Sea como sea, feliz año a todos, incluida la Pantoja.

EL GUSTO: Un tráfico rodado nuevo para Viveiro muy necesario

YA PUEDE estar contenta María Loureiro, la alcaldesa de Viveiro, de la reordenación del tráfico que se va a acometer en la ciudad del Landro. Una de las cosas que más llaman la atención a los visitantes de este espectacular enclave mariñano es lo incómodo que resulta circular en coche por el mismo y, en ciertas épocas del año, lo complicado que es encontrar una plaza de aparcamiento. Por eso, un replanteamiento a fondo como el que se aprobó llevar a cabo va a ser fundamental para conseguir que esa idea nada buena quede definitivamente desterrada y la gente se lleve la impresión que se merece.
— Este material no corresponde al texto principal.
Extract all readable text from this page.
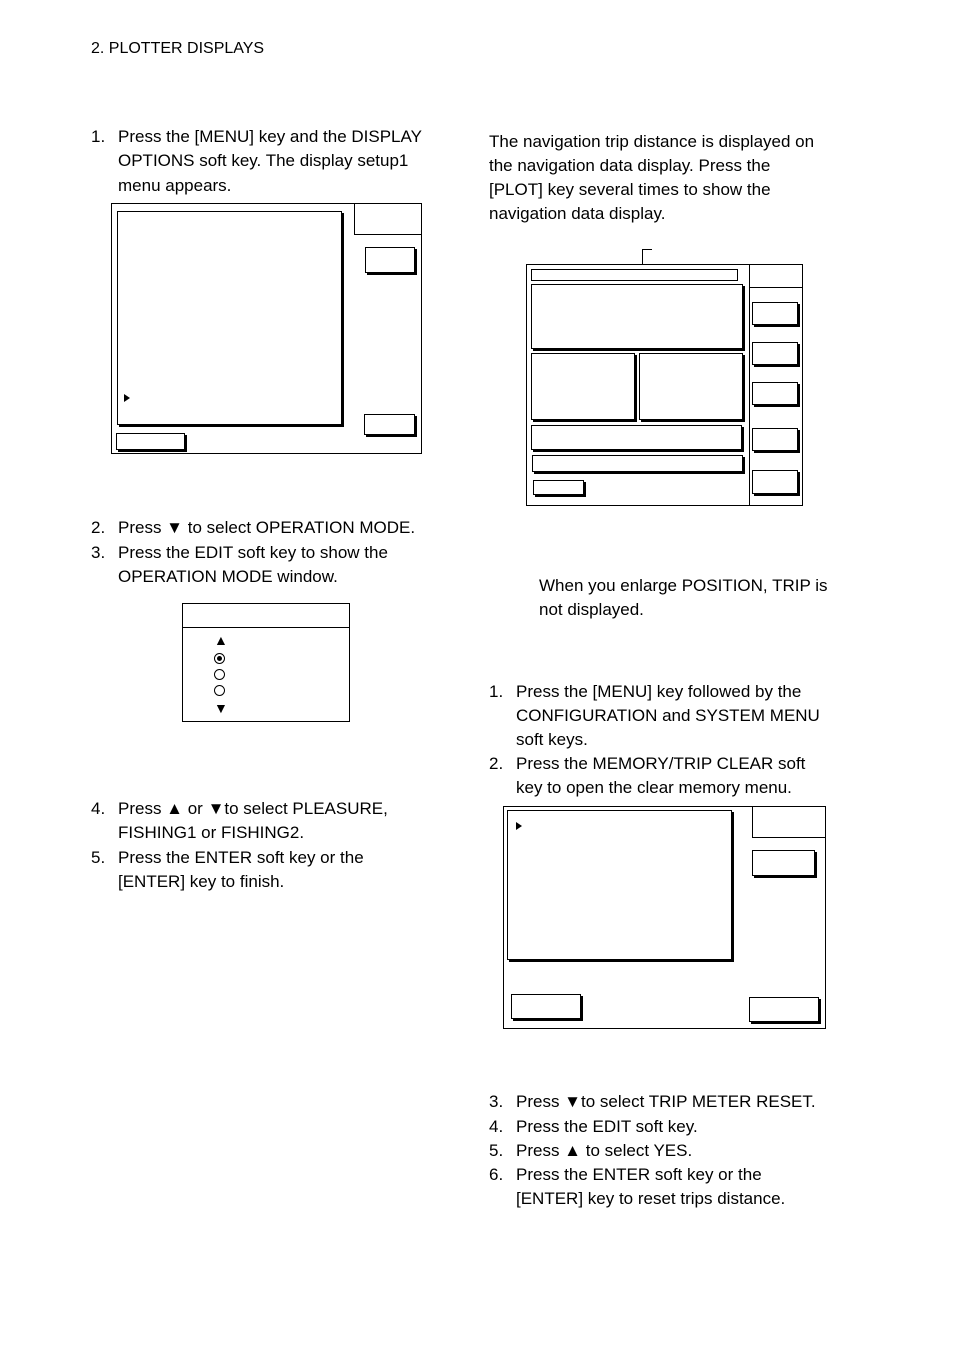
2. PLOTTER DISPLAYS
1. Press the [MENU] key and the DISPLAY
OPTIONS soft key. The display setup1
menu appears.
2. Press ▼ to select OPERATION MODE.
3. Press the EDIT soft key to show the
OPERATION MODE window.
▲
▼
4. Press ▲ or ▼to select PLEASURE,
FISHING1 or FISHING2.
5. Press the ENTER soft key or the
[ENTER] key to finish.
The navigation trip distance is displayed on
the navigation data display. Press the
[PLOT] key several times to show the
navigation data display.
When you enlarge POSITION, TRIP is
not displayed.
1. Press the [MENU] key followed by the
CONFIGURATION and SYSTEM MENU
soft keys.
2. Press the MEMORY/TRIP CLEAR soft
key to open the clear memory menu.
3. Press ▼to select TRIP METER RESET.
4. Press the EDIT soft key.
5. Press ▲ to select YES.
6. Press the ENTER soft key or the
[ENTER] key to reset trips distance.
EL DISGUSTO: Alcoa deja entrever que en un año estaremos igual

FINALMENTE SE solucionaron los problemas de Alcoa y el ya famoso servicio de interrumpibilidad eléctrica hizo que el ministro Soria salvase los muebles y no haya despidos masivos en las plantas de Avilés y A Coruña. Sin embargo, la multinacional ya dejó muy claro que dentro de un año la situación probablemente se repetirá, porque lo que ellos quieren es poder planificar su estrategia empresarial algo más a largo plazo, y hablan de un mínimo de diez años, lo que no parece descabellado visto desde fuera. Ahora se puede respirar, pero la situación no puede seguir así eternamente.